First and foremost, says Nxedlana, it's important for any South African client looking for global, offshore exposure to appreciate that RMB Private Bank's approach is to "position ourselves in such a way that we diversify from any regional or national idiosyncrasies. So we'll give exposure to the US, to the UK, to continental Europe and Asia Pacific. Which means that the way we do things means that our clients don't have to worry too much about Brexit-specific issues."
While it's interesting to read the Financial Times and understand the reach of these British issues, "from our perspective and for South African investors seeking offshore exposure there is one word: diversify".
Marx agrees that sticking to your diversification strategy is essential.
"And if that strategy includes offshore investment, and if you have an allocation to the UK, then there is no need to change that now as you will already have taken the pain. But you might not necessarily want to up your exposure yet, due to lingering uncertainties."
Over and above keeping a close eye on how the relationship between Britain and the EU plays out, Marx believes South African investors should be mindful of the exposure South Africa has, from a markets' perspective, to the UK economy.
"Some companies won't see an impact, because they are just dual listed, but a company like Quilter, which specialises in personal finance and investments in the UK market, will be heavily impacted if things deteriorate further.
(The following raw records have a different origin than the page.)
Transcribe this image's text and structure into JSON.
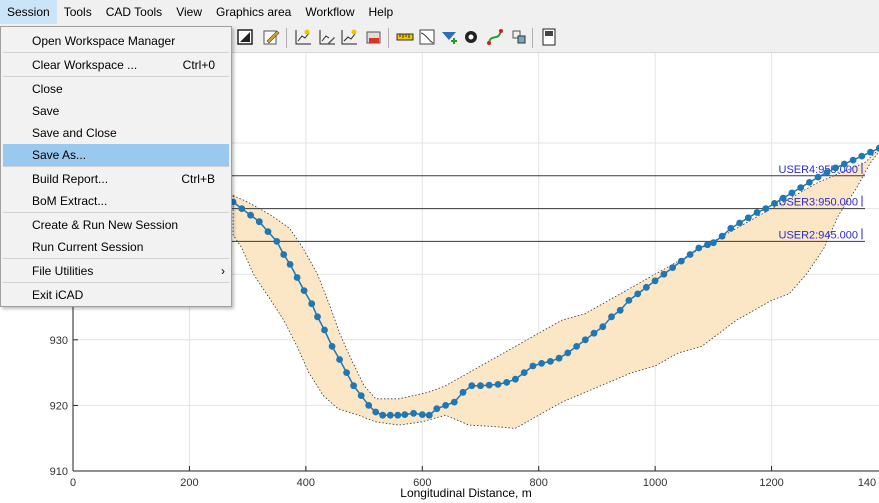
{
  "menubar": {
    "items": [
      "Session",
      "Tools",
      "CAD Tools",
      "View",
      "Graphics area",
      "Workflow",
      "Help"
    ]
  },
  "session_menu": {
    "items": [
      {
        "label": "Open Workspace Manager",
        "shortcut": ""
      },
      {
        "label": "Clear Workspace ...",
        "shortcut": "Ctrl+0"
      },
      {
        "label": "Close",
        "shortcut": ""
      },
      {
        "label": "Save",
        "shortcut": ""
      },
      {
        "label": "Save and Close",
        "shortcut": ""
      },
      {
        "label": "Save As...",
        "shortcut": "",
        "highlighted": true
      },
      {
        "label": "Build Report...",
        "shortcut": "Ctrl+B"
      },
      {
        "label": "BoM Extract...",
        "shortcut": ""
      },
      {
        "label": "Create & Run New Session",
        "shortcut": ""
      },
      {
        "label": "Run Current Session",
        "shortcut": ""
      },
      {
        "label": "File Utilities",
        "shortcut": "",
        "submenu": true
      },
      {
        "label": "Exit iCAD",
        "shortcut": ""
      }
    ]
  },
  "toolbar": {
    "icons": [
      "select-all-icon",
      "edit-icon",
      "chart-star-icon",
      "chart-edit-icon",
      "chart-star2-icon",
      "chart-dxf-icon",
      "ruler-icon",
      "profile-icon",
      "add-layer-icon",
      "settings-gear-icon",
      "spline-icon",
      "transform-icon",
      "properties-icon"
    ]
  },
  "chart_data": {
    "type": "line",
    "xlabel": "Longitudinal Distance, m",
    "ylabel": "",
    "xlim": [
      0,
      1400
    ],
    "ylim": [
      910,
      960
    ],
    "x_ticks": [
      "0",
      "200",
      "400",
      "600",
      "800",
      "1000",
      "1200",
      "140"
    ],
    "y_ticks": [
      "930",
      "920",
      "910"
    ],
    "grid": true,
    "reference_lines": [
      {
        "label": "USER4:955.000",
        "y": 955
      },
      {
        "label": "USER3:950.000",
        "y": 950
      },
      {
        "label": "USER2:945.000",
        "y": 945
      }
    ],
    "series": [
      {
        "color": "#1f77b4",
        "x": [
          275,
          290,
          305,
          320,
          335,
          350,
          362,
          373,
          385,
          397,
          410,
          420,
          432,
          445,
          458,
          470,
          482,
          495,
          508,
          520,
          532,
          545,
          558,
          570,
          585,
          600,
          612,
          625,
          640,
          655,
          670,
          685,
          700,
          715,
          730,
          745,
          760,
          775,
          790,
          805,
          820,
          835,
          850,
          865,
          880,
          895,
          910,
          925,
          940,
          955,
          970,
          985,
          1000,
          1015,
          1030,
          1045,
          1060,
          1075,
          1090,
          1100,
          1115,
          1130,
          1145,
          1160,
          1175,
          1190,
          1205,
          1220,
          1235,
          1250,
          1265,
          1280,
          1295,
          1310,
          1325,
          1340,
          1355,
          1370,
          1385,
          1396
        ],
        "y": [
          951,
          950,
          949,
          948,
          946.5,
          945,
          943,
          941.5,
          939.5,
          937.5,
          935.5,
          933.5,
          931.5,
          929,
          927,
          925,
          923,
          921.5,
          920,
          919,
          918.5,
          918.5,
          918.5,
          918.6,
          918.8,
          918.6,
          918.5,
          919.5,
          920,
          920.5,
          922,
          923,
          923,
          923.1,
          923.2,
          923.5,
          924,
          925,
          926,
          926.4,
          926.7,
          927.2,
          928,
          929,
          930,
          931,
          932,
          933.5,
          934.5,
          936,
          937,
          938,
          939,
          940,
          941,
          942,
          943,
          944,
          944.5,
          944.8,
          945.8,
          947,
          947.8,
          948.6,
          949.4,
          950,
          950.8,
          951.6,
          952.4,
          953.2,
          954,
          954.8,
          955.5,
          956.2,
          956.8,
          957.4,
          958,
          958.6,
          959.2,
          960
        ]
      }
    ],
    "band": {
      "color": "#fbe6c5",
      "upper": [
        [
          275,
          952
        ],
        [
          300,
          951
        ],
        [
          340,
          949
        ],
        [
          372,
          947
        ],
        [
          395,
          944
        ],
        [
          420,
          940
        ],
        [
          442,
          935
        ],
        [
          458,
          931
        ],
        [
          478,
          927
        ],
        [
          500,
          923
        ],
        [
          520,
          921
        ],
        [
          560,
          921
        ],
        [
          610,
          922
        ],
        [
          640,
          923
        ],
        [
          680,
          925
        ],
        [
          720,
          927
        ],
        [
          760,
          929
        ],
        [
          800,
          931
        ],
        [
          840,
          933
        ],
        [
          880,
          934
        ],
        [
          920,
          936
        ],
        [
          960,
          938
        ],
        [
          1000,
          940
        ],
        [
          1040,
          942
        ],
        [
          1080,
          944
        ],
        [
          1120,
          946
        ],
        [
          1160,
          948
        ],
        [
          1200,
          950
        ],
        [
          1240,
          952
        ],
        [
          1280,
          954
        ],
        [
          1320,
          955.5
        ],
        [
          1360,
          957
        ],
        [
          1396,
          960
        ]
      ],
      "lower": [
        [
          1396,
          960
        ],
        [
          1370,
          957
        ],
        [
          1345,
          953
        ],
        [
          1315,
          949
        ],
        [
          1290,
          944
        ],
        [
          1260,
          940
        ],
        [
          1230,
          937
        ],
        [
          1200,
          936
        ],
        [
          1170,
          934.5
        ],
        [
          1140,
          933
        ],
        [
          1110,
          931
        ],
        [
          1080,
          929
        ],
        [
          1040,
          928
        ],
        [
          1000,
          926
        ],
        [
          960,
          925
        ],
        [
          920,
          923.5
        ],
        [
          880,
          922
        ],
        [
          840,
          920.5
        ],
        [
          800,
          918.5
        ],
        [
          760,
          916.5
        ],
        [
          720,
          916.8
        ],
        [
          680,
          917
        ],
        [
          640,
          918.5
        ],
        [
          600,
          917.5
        ],
        [
          560,
          917
        ],
        [
          520,
          917.5
        ],
        [
          490,
          918.5
        ],
        [
          455,
          919.5
        ],
        [
          430,
          921.5
        ],
        [
          405,
          925
        ],
        [
          385,
          929
        ],
        [
          362,
          933
        ],
        [
          340,
          936
        ],
        [
          310,
          940
        ],
        [
          290,
          944
        ],
        [
          275,
          946
        ]
      ]
    }
  }
}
Conversely, it will also be positive for them when things start going better," says Marx. "South Africa also have a lot of retail exposure to the UK. Brait, for example, owns New Look and Iceland Foods, Foschini Group has Phase Eight and Truworths has Office where exposure is almost purely to the UK."
Finally, South Africa has notable exposure on the JSE to the UK property market, making an improvement in confidence critical.
While these are telling issues for South African investors with UK exposure, fundamentally Nxedlana believes that - relatively speaking - "there are much bigger elephants in the room, for us, than Brexit".